• Machinisten blijven vertrekken

    De NMBS legde treinbestuurders die de firma wensen te verlaten een opzegtermijn van één jaar op, en een rendementsvergoeding die betaald dient te worden bij vertrek binnen de tien jaar na de opleiding. Als enige vakbond vocht de OVS deze regeling aan bij de Raad van State, helaas zonder succes.

    Desondanks lijkt de stroom aan bestuurders die de maatschappij willen verlaten niet te stoppen. Uit verschillende depots bereiken ons berichten van machinisten die hun ontslag hebben gegeven. De opzegtermijn bemoeilijkt het vertrek, maar neemt niet de redenen weg die de bestuurders doen besluiten dat het gras aan de andere kant van de weide groener is.

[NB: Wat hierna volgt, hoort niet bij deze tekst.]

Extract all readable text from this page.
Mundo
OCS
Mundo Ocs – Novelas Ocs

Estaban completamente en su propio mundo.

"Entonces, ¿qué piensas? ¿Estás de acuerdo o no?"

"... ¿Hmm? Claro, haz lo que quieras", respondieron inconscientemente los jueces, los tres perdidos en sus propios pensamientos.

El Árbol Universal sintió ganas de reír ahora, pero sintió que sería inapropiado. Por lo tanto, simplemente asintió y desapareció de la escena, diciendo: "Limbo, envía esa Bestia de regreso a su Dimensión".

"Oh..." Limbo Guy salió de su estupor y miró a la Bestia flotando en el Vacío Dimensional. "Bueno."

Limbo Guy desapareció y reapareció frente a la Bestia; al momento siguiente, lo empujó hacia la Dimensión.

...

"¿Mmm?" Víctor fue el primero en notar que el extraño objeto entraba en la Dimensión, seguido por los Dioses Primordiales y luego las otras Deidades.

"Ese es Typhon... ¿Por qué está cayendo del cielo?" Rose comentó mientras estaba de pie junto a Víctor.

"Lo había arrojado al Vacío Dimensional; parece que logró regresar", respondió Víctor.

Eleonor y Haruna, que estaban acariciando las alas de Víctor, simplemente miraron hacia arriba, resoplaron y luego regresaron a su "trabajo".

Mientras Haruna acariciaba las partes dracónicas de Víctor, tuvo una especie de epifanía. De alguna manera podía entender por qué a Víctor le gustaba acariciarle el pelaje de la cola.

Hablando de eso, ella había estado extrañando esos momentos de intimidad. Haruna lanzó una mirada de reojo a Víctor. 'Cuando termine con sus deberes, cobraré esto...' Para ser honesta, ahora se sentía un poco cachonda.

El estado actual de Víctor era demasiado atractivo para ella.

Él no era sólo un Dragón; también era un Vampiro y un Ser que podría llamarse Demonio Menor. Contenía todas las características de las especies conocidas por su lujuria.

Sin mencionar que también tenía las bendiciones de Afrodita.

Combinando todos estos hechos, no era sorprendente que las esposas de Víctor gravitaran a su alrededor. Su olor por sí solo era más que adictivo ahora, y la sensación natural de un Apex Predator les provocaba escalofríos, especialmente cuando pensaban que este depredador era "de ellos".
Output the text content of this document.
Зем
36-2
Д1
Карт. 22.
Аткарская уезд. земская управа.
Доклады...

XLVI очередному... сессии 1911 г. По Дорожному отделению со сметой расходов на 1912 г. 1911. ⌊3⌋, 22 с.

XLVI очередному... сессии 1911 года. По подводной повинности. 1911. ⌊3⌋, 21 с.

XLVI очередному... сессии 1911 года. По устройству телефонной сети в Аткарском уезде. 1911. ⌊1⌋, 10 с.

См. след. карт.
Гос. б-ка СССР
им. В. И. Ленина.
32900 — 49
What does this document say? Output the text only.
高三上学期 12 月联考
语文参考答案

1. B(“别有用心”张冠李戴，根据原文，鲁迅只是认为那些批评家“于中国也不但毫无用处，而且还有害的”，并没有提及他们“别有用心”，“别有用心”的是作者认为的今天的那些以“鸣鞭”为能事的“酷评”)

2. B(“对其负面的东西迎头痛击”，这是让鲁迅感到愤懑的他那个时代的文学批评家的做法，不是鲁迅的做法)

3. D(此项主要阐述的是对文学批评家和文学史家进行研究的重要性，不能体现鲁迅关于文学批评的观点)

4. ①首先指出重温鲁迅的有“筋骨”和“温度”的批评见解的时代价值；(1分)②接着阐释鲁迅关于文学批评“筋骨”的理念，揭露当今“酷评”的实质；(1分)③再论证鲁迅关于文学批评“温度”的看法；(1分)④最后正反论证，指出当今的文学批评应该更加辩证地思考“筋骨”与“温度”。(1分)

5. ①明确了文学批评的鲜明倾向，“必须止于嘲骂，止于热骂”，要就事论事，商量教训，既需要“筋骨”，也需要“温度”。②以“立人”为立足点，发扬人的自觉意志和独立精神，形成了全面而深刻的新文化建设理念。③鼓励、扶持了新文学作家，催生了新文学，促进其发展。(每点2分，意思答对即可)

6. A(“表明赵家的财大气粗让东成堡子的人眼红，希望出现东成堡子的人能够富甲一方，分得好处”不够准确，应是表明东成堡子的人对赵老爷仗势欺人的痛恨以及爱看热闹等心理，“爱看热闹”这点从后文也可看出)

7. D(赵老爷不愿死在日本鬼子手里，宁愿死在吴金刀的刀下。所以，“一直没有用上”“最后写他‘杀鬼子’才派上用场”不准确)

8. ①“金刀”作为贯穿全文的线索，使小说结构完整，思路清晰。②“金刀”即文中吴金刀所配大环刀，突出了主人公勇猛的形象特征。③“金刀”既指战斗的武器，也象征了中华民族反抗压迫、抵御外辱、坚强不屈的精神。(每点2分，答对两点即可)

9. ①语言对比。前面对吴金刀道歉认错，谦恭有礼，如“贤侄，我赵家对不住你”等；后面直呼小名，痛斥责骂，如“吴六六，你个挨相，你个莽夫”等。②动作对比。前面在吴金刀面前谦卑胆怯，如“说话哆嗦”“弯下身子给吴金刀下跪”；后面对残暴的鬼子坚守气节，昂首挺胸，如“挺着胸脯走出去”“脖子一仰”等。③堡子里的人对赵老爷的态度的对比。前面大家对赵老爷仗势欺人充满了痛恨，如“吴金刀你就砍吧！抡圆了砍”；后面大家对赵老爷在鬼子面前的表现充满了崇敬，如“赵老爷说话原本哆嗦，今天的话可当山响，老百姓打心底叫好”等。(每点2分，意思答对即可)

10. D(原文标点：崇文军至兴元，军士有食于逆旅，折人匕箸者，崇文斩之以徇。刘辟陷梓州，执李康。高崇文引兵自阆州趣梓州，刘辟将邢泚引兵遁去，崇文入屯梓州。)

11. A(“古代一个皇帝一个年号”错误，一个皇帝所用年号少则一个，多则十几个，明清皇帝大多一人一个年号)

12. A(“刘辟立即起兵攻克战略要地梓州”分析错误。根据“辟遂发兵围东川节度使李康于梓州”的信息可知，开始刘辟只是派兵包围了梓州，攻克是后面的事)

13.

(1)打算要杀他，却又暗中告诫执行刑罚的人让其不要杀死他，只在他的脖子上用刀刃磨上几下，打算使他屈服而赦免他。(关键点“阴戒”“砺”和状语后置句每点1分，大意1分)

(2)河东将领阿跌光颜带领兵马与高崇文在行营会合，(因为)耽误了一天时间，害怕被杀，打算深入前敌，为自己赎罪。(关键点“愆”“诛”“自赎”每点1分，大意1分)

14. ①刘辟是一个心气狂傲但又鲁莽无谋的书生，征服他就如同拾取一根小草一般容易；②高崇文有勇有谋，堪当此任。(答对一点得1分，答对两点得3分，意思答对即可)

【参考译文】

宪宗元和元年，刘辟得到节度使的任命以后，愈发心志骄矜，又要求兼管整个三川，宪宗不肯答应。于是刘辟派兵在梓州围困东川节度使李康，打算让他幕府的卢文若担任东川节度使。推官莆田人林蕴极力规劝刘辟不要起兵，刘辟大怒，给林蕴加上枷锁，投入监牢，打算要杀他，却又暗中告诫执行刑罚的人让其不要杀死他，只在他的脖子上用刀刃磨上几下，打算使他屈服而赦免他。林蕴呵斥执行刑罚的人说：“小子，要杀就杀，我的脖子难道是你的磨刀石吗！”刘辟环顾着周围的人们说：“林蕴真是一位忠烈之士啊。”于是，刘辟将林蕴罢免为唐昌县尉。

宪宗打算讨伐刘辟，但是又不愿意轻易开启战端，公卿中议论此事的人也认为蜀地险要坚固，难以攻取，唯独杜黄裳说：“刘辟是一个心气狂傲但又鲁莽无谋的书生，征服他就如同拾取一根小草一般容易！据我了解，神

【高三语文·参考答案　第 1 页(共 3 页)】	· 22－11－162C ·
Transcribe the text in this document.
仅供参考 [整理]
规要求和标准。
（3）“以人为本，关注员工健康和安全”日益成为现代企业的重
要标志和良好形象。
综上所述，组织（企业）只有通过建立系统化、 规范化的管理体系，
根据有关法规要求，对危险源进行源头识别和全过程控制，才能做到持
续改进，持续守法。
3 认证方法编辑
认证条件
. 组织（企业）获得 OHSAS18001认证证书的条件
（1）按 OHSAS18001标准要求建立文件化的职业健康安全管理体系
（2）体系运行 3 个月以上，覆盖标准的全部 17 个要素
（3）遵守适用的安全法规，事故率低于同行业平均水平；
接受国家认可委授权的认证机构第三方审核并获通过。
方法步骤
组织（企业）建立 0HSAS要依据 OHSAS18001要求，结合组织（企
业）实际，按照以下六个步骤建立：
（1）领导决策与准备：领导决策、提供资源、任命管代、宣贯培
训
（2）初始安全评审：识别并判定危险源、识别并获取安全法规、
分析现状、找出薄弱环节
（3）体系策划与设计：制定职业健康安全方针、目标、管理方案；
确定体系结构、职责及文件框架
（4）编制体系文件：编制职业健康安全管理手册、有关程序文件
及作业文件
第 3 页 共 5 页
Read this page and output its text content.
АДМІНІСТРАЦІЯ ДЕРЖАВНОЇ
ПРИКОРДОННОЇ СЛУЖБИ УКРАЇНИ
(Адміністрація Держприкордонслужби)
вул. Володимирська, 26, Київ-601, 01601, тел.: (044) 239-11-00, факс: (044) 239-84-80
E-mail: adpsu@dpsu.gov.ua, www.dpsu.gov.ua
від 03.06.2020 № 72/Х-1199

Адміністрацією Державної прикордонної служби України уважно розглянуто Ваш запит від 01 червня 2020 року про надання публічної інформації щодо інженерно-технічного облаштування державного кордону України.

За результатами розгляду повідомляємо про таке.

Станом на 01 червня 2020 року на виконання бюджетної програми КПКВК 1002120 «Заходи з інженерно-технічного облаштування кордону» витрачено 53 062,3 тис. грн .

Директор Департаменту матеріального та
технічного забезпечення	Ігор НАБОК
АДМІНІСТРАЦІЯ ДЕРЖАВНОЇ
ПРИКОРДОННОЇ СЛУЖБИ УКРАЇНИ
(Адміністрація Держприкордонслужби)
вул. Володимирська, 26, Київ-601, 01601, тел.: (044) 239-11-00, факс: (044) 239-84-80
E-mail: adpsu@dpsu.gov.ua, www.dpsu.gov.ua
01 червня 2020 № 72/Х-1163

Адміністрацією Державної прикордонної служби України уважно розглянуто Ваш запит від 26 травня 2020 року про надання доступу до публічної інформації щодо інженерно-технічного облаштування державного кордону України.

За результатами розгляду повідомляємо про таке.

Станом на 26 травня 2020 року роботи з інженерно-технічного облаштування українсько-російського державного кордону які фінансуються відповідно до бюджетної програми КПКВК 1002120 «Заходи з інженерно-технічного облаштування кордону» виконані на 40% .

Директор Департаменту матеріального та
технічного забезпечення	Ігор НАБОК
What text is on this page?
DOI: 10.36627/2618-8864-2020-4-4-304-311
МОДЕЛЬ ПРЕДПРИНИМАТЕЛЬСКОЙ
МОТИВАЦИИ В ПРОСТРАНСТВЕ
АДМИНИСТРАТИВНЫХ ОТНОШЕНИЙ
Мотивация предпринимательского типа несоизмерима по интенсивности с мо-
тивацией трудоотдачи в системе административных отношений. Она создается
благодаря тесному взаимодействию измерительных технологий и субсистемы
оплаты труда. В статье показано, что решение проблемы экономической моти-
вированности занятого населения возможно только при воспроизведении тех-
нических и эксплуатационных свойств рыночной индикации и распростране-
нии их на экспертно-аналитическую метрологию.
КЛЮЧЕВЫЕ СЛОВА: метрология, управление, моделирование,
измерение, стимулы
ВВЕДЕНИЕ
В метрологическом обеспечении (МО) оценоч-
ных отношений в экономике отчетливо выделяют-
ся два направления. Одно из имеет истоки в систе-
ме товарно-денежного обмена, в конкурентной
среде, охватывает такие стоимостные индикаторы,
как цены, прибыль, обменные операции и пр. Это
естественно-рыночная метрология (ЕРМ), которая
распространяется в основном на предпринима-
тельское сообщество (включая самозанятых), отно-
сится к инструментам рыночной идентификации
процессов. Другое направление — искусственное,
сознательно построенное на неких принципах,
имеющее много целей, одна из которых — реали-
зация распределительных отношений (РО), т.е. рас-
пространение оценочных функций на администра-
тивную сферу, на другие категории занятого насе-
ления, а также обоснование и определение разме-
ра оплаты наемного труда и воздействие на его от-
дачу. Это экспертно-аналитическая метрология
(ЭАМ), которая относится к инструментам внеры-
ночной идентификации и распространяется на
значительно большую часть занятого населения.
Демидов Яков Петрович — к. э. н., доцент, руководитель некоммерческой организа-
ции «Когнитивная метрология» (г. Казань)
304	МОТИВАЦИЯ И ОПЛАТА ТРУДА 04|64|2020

    Door een aantal recente maatregelen zoals onder meer het verhogen van de pensioenleeftijd, een minder gunstige berekening van het pensioenbedrag en het inleveren van enkele feest- en kredietdagen. Maar ook door de mogelijke ontwikkelingen in een aantal aanslepende dossiers zoals de al dan niet erkenning als zwaar beroep (wat een bijkomende verhoging van de pensioenleeftijd zou betekenen) en de herklassering van medisch ongeschikt personeel, dreigen de arbeidsvoorwaarden die golden bij aanwerving af te glijden tot de voorwaarden zoals die bij andere privé-goederenoperatoren van kracht zijn. Dit alles zonder dat daar dezelfde verloning tegenover staat. Het is geen geheim dat private treinbestuurders niet enkel genieten van een hoger loon, maar ook van voordelen zoals een bedrijfswagen en een aanvullende groepsverzekering.

    Ondertussen heeft de NMBS de grootst mogelijke moeite om voldoende kandidaat-treinbestuurders aan te trekken, een duidelijk signaal dat er een onevenwicht bestaat tussen de verwachtingen van de werkgever enerzijds, en de verloning die hij hier tegenover stelt anderzijds.

    Als OVS zijn we de mening toegedaan dat het de verantwoordelijkheid van de NMBS als werkgever is om een abnormaal hoog personeelsverloop te voorkomen door het aanbieden van een marktconform verloningspakket. Ook in de toekomst zullen we dan ook blijven ijveren voor een opwaardering van de job van treinbestuurder.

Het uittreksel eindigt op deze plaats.